Comme un écho entre le cinéma et la réalité, une traversée similaire est effectuée par les personnes trans dans leur vie. La distinction entre le féminin et le masculin ne demeure-t-elle pas comme l’une des données anthropologiques les plus structurantes dans nos sociétés, comme le développait l’anthropologue Françoise Héritier : « L’observation du fait qu’il y ait un sexe masculin et un sexe féminin dans notre monde a servi de base pour ordonnancer nos systèmes de pensée, opposer les choses identiques aux choses différentes. En découlent des jugements de valeur, des règles de comportement, bref tout ce qui fait les oppositions que l’on considère comme naturelles mais qui ne le sont pas. »
Concernant la partie musicale du film, celle-ci est également une véritable réussite. La musique arrive dès le début du film, quand Rita est en train d’écrire et de répéter la plaidoirie que son patron dira à sa place. Grâce aux chansons originales composées et écrites par le duo Camille et Clément Ducol, « les refrains pop » racontent tant les personnages que l’action. Souvent les chansons se mêlent aux dialogues. Les chorégraphies signées Damien Jalet, Audiard offre des numéros musicaux inspirés et originaux.
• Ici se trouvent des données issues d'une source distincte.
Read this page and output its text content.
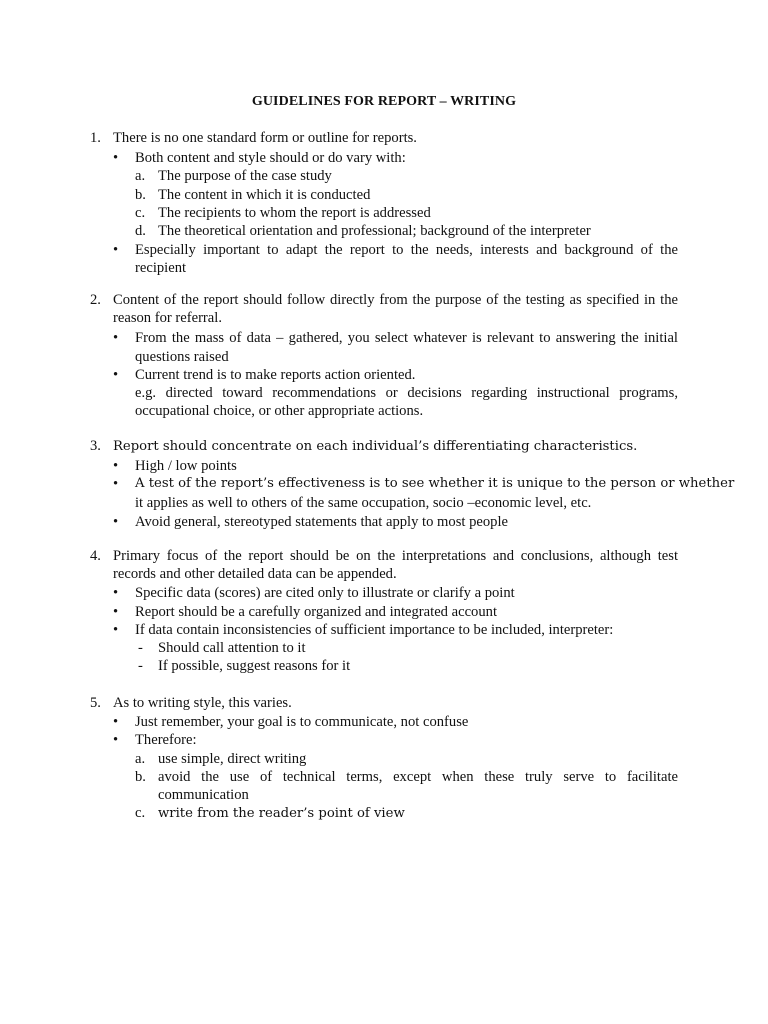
GUIDELINES FOR REPORT – WRITING
1. There is no one standard form or outline for reports.
• Both content and style should or do vary with:
a. The purpose of the case study
b. The content in which it is conducted
c. The recipients to whom the report is addressed
d. The theoretical orientation and professional; background of the interpreter
• Especially important to adapt the report to the needs, interests and background of the recipient
2. Content of the report should follow directly from the purpose of the testing as specified in the reason for referral.
• From the mass of data – gathered, you select whatever is relevant to answering the initial questions raised
• Current trend is to make reports action oriented.
e.g. directed toward recommendations or decisions regarding instructional programs, occupational choice, or other appropriate actions.
3. Report should concentrate on each individual’s differentiating characteristics.
• High / low points
• A test of the report’s effectiveness is to see whether it is unique to the person or whether
it applies as well to others of the same occupation, socio –economic level, etc.
• Avoid general, stereotyped statements that apply to most people
4. Primary focus of the report should be on the interpretations and conclusions, although test records and other detailed data can be appended.
• Specific data (scores) are cited only to illustrate or clarify a point
• Report should be a carefully organized and integrated account
• If data contain inconsistencies of sufficient importance to be included, interpreter:
- Should call attention to it
- If possible, suggest reasons for it
5. As to writing style, this varies.
• Just remember, your goal is to communicate, not confuse
• Therefore:
a. use simple, direct writing
b. avoid the use of technical terms, except when these truly serve to facilitate communication
c. write from the reader’s point of view
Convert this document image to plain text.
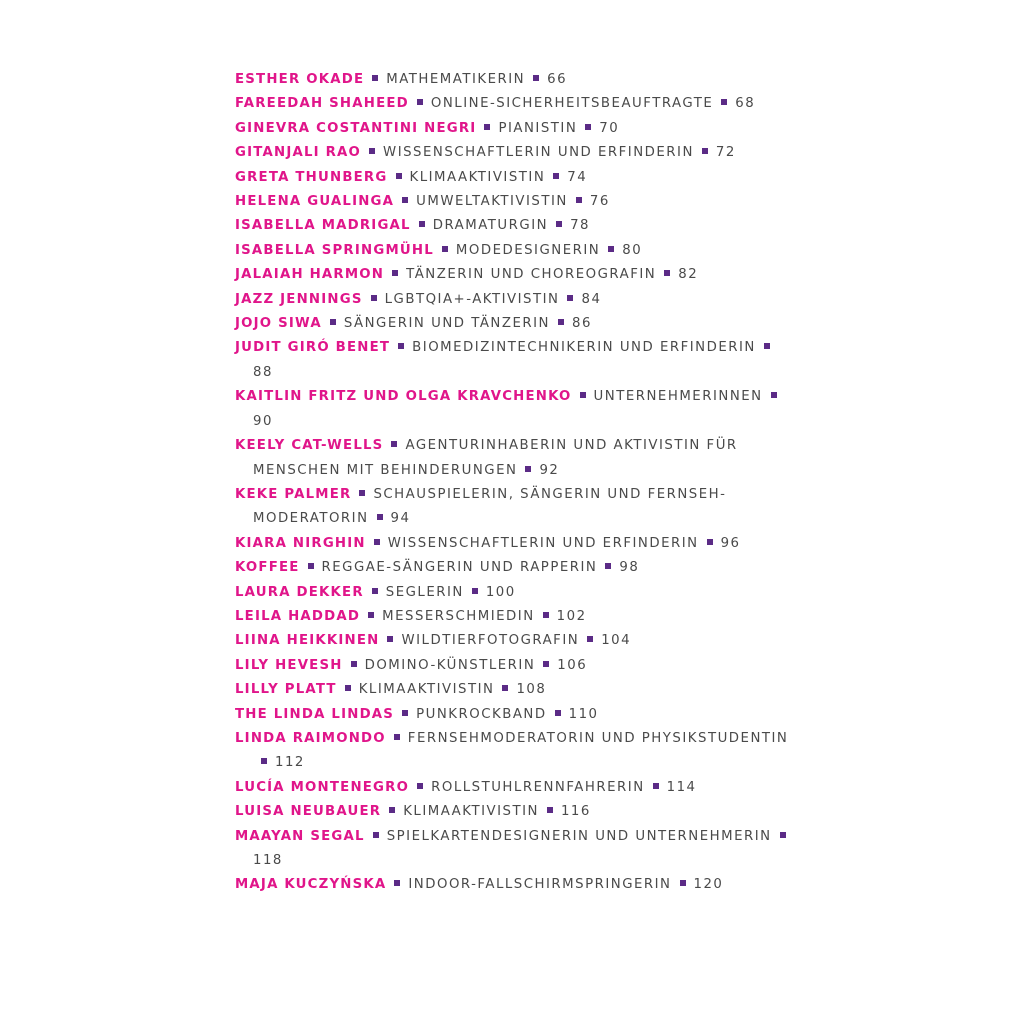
ESTHER OKADE MATHEMATIKERIN 66
FAREEDAH SHAHEED ONLINE-SICHERHEITSBEAUFTRAGTE 68
GINEVRA COSTANTINI NEGRI PIANISTIN 70
GITANJALI RAO WISSENSCHAFTLERIN UND ERFINDERIN 72
GRETA THUNBERG KLIMAAKTIVISTIN 74
HELENA GUALINGA UMWELTAKTIVISTIN 76
ISABELLA MADRIGAL DRAMATURGIN 78
ISABELLA SPRINGMÜHL MODEDESIGNERIN 80
JALAIAH HARMON TÄNZERIN UND CHOREOGRAFIN 82
JAZZ JENNINGS LGBTQIA+-AKTIVISTIN 84
JOJO SIWA SÄNGERIN UND TÄNZERIN 86
JUDIT GIRÓ BENET BIOMEDIZINTECHNIKERIN UND ERFINDERIN88
KAITLIN FRITZ UND OLGA KRAVCHENKO UNTERNEHMERINNEN90
KEELY CAT-WELLS AGENTURINHABERIN UND AKTIVISTIN FÜR MENSCHEN MIT BEHINDERUNGEN 92
KEKE PALMER SCHAUSPIELERIN, SÄNGERIN UND FERNSEHMODERATORIN 94
KIARA NIRGHIN WISSENSCHAFTLERIN UND ERFINDERIN 96
KOFFEE REGGAE-SÄNGERIN UND RAPPERIN 98
LAURA DEKKER SEGLERIN 100
LEILA HADDAD MESSERSCHMIEDIN 102
LIINA HEIKKINEN WILDTIERFOTOGRAFIN 104
LILY HEVESH DOMINO-KÜNSTLERIN 106
LILLY PLATT KLIMAAKTIVISTIN 108
THE LINDA LINDAS PUNKROCKBAND 110
LINDA RAIMONDO FERNSEHMODERATORIN UND PHYSIKSTUDENTIN112
LUCÍA MONTENEGRO ROLLSTUHLRENNFAHRERIN 114
LUISA NEUBAUER KLIMAAKTIVISTIN 116
MAAYAN SEGAL SPIELKARTENDESIGNERIN UND UNTERNEHMERIN118
MAJA KUCZYŃSKA INDOOR-FALLSCHIRMSPRINGERIN 120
La danse s’intègre à la gestuelle des personnages, la prolonge et/ou l’amplifie.
A la fin du film, les participants d’une procession entonnent en chœur avec une version espagnole des « Passantes » de Brassens en toile de fond : moment inoubliable.
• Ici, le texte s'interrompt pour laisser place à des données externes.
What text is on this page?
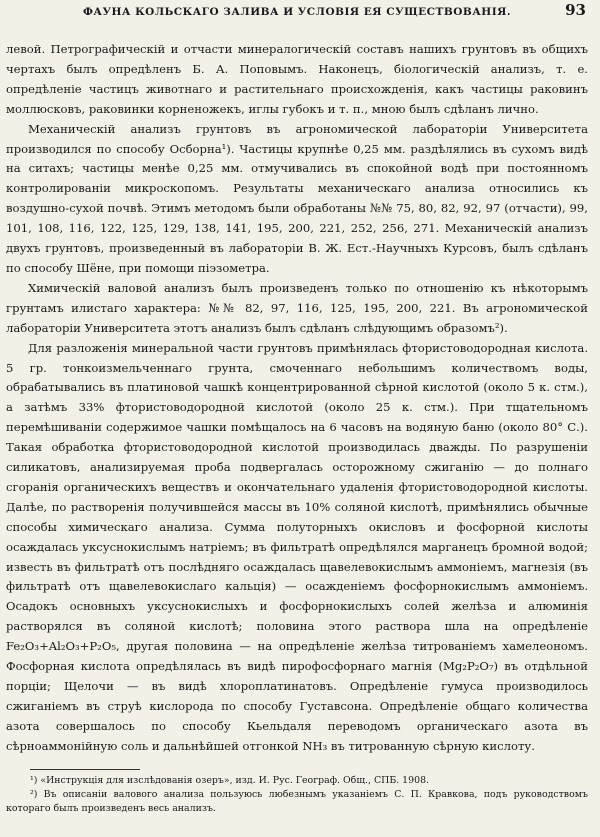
ФАУНА КОЛЬСКАГО ЗАЛИВА И УСЛОВІЯ ЕЯ СУЩЕСТВОВАНІЯ.	93

левой. Петрографическій и отчасти минералогическій составъ нашихъ грунтовъ въ общихъ чертахъ былъ опредѣленъ Б. А. Поповымъ. Наконецъ, біологическій анализъ, т. е. опредѣленіе частицъ животнаго и растительнаго происхожденія, какъ частицы раковинъ моллюсковъ, раковинки корненожекъ, иглы губокъ и т. п., мною былъ сдѣланъ лично.

Механическій анализъ грунтовъ въ агрономической лабораторіи Университета производился по способу Осборна¹). Частицы крупнѣе 0,25 мм. раздѣлялись въ сухомъ видѣ на ситахъ; частицы менѣе 0,25 мм. отмучивались въ спокойной водѣ при постоянномъ контролированіи микроскопомъ. Результаты механическаго анализа относились къ воздушно-сухой почвѣ. Этимъ методомъ были обработаны №№ 75, 80, 82, 92, 97 (отчасти), 99, 101, 108, 116, 122, 125, 129, 138, 141, 195, 200, 221, 252, 256, 271. Механическій анализъ двухъ грунтовъ, произведенный въ лабораторіи В. Ж. Ест.-Научныхъ Курсовъ, былъ сдѣланъ по способу Шёне, при помощи піэзометра.

Химическій валовой анализъ былъ произведенъ только по отношенію къ нѣкоторымъ грунтамъ илистаго характера: №№ 82, 97, 116, 125, 195, 200, 221. Въ агрономической лабораторіи Университета этотъ анализъ былъ сдѣланъ слѣдующимъ образомъ²).

Для разложенія минеральной части грунтовъ примѣнялась фтористоводородная кислота. 5 гр. тонкоизмельченнаго грунта, смоченнаго небольшимъ количествомъ воды, обрабатывались въ платиновой чашкѣ концентрированной сѣрной кислотой (около 5 к. стм.), а затѣмъ 33% фтористоводородной кислотой (около 25 к. стм.). При тщательномъ перемѣшиваніи содержимое чашки помѣщалось на 6 часовъ на водяную баню (около 80° С.). Такая обработка фтористоводородной кислотой производилась дважды. По разрушеніи силикатовъ, анализируемая проба подвергалась осторожному сжиганію — до полнаго сгоранія органическихъ веществъ и окончательнаго удаленія фтористоводородной кислоты. Далѣе, по растворенія получившейся массы въ 10% соляной кислотѣ, примѣнялись обычные способы химическаго анализа. Сумма полуторныхъ окисловъ и фосфорной кислоты осаждалась уксуснокислымъ натріемъ; въ фильтратѣ опредѣлялся марганецъ бромной водой; известь въ фильтратѣ отъ послѣдняго осаждалась щавелевокислымъ аммоніемъ, магнезія (въ фильтратѣ отъ щавелевокислаго кальція) — осажденіемъ фосфорнокислымъ аммоніемъ. Осадокъ основныхъ уксуснокислыхъ и фосфорнокислыхъ солей желѣза и алюминія растворялся въ соляной кислотѣ; половина этого раствора шла на опредѣленіе Fe₂O₃+Al₂O₃+P₂O₅, другая половина — на опредѣленіе желѣза титрованіемъ хамелеономъ. Фосфорная кислота опредѣлялась въ видѣ пирофосфорнаго магнія (Mg₂P₂O₇) въ отдѣльной порціи; Щелочи — въ видѣ хлороплатинатовъ. Опредѣленіе гумуса производилось сжиганіемъ въ струѣ кислорода по способу Густавсона. Опредѣленіе общаго количества азота совершалось по способу Кьельдаля переводомъ органическаго азота въ сѣрноаммонійную соль и дальнѣйшей отгонкой NH₃ въ титрованную сѣрную кислоту.

¹) «Инструкція для изслѣдованія озеръ», изд. И. Рус. Географ. Общ., СПБ. 1908.

²) Въ описаніи валового анализа пользуюсь любезнымъ указаніемъ С. П. Кравкова, подъ руководствомъ котораго былъ произведенъ весь анализъ.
Emilia Perez est une démonstration impressionnante de la manière avec laquelle le cinéaste parvient à se réinventer à chaque projet. C’est le film le plus « culotté », le plus insolite, le plus coloré et le plus personnel de Jacques Audiard.
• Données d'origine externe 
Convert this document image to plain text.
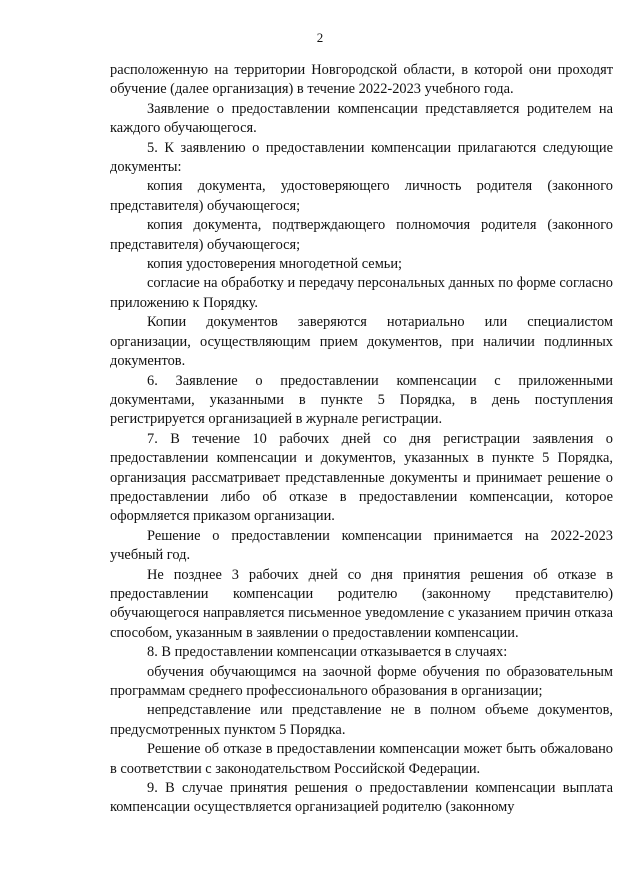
2

расположенную на территории Новгородской области, в которой они проходят обучение (далее организация) в течение 2022-2023 учебного года.

Заявление о предоставлении компенсации представляется родителем на каждого обучающегося.

5. К заявлению о предоставлении компенсации прилагаются следующие документы:

копия документа, удостоверяющего личность родителя (законного представителя) обучающегося;

копия документа, подтверждающего полномочия родителя (законного представителя) обучающегося;

копия удостоверения многодетной семьи;

согласие на обработку и передачу персональных данных по форме согласно приложению к Порядку.

Копии документов заверяются нотариально или специалистом организации, осуществляющим прием документов, при наличии подлинных документов.

6. Заявление о предоставлении компенсации с приложенными документами, указанными в пункте 5 Порядка, в день поступления регистрируется организацией в журнале регистрации.

7. В течение 10 рабочих дней со дня регистрации заявления о предоставлении компенсации и документов, указанных в пункте 5 Порядка, организация рассматривает представленные документы и принимает решение о предоставлении либо об отказе в предоставлении компенсации, которое оформляется приказом организации.

Решение о предоставлении компенсации принимается на 2022-2023 учебный год.

Не позднее 3 рабочих дней со дня принятия решения об отказе в предоставлении компенсации родителю (законному представителю) обучающегося направляется письменное уведомление с указанием причин отказа способом, указанным в заявлении о предоставлении компенсации.

8. В предоставлении компенсации отказывается в случаях:

обучения обучающимся на заочной форме обучения по образовательным программам среднего профессионального образования в организации;

непредставление или представление не в полном объеме документов, предусмотренных пунктом 5 Порядка.

Решение об отказе в предоставлении компенсации может быть обжаловано в соответствии с законодательством Российской Федерации.

9. В случае принятия решения о предоставлении компенсации выплата компенсации осуществляется организацией родителю (законному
Une œuvre d’une immense réjouissance, récompensée du Prix du Jury et du Prix de la meilleure interprétation pour l’ensemble de son casting féminin lors de la cérémonie de clôture du Festival de Cannes. L’actrice Karla Sofía Gascón qui joue à la fois Manitas et Emilia est la première actrice transgenre à avoir remporté un prix d’interprétation au Festival de Cannes.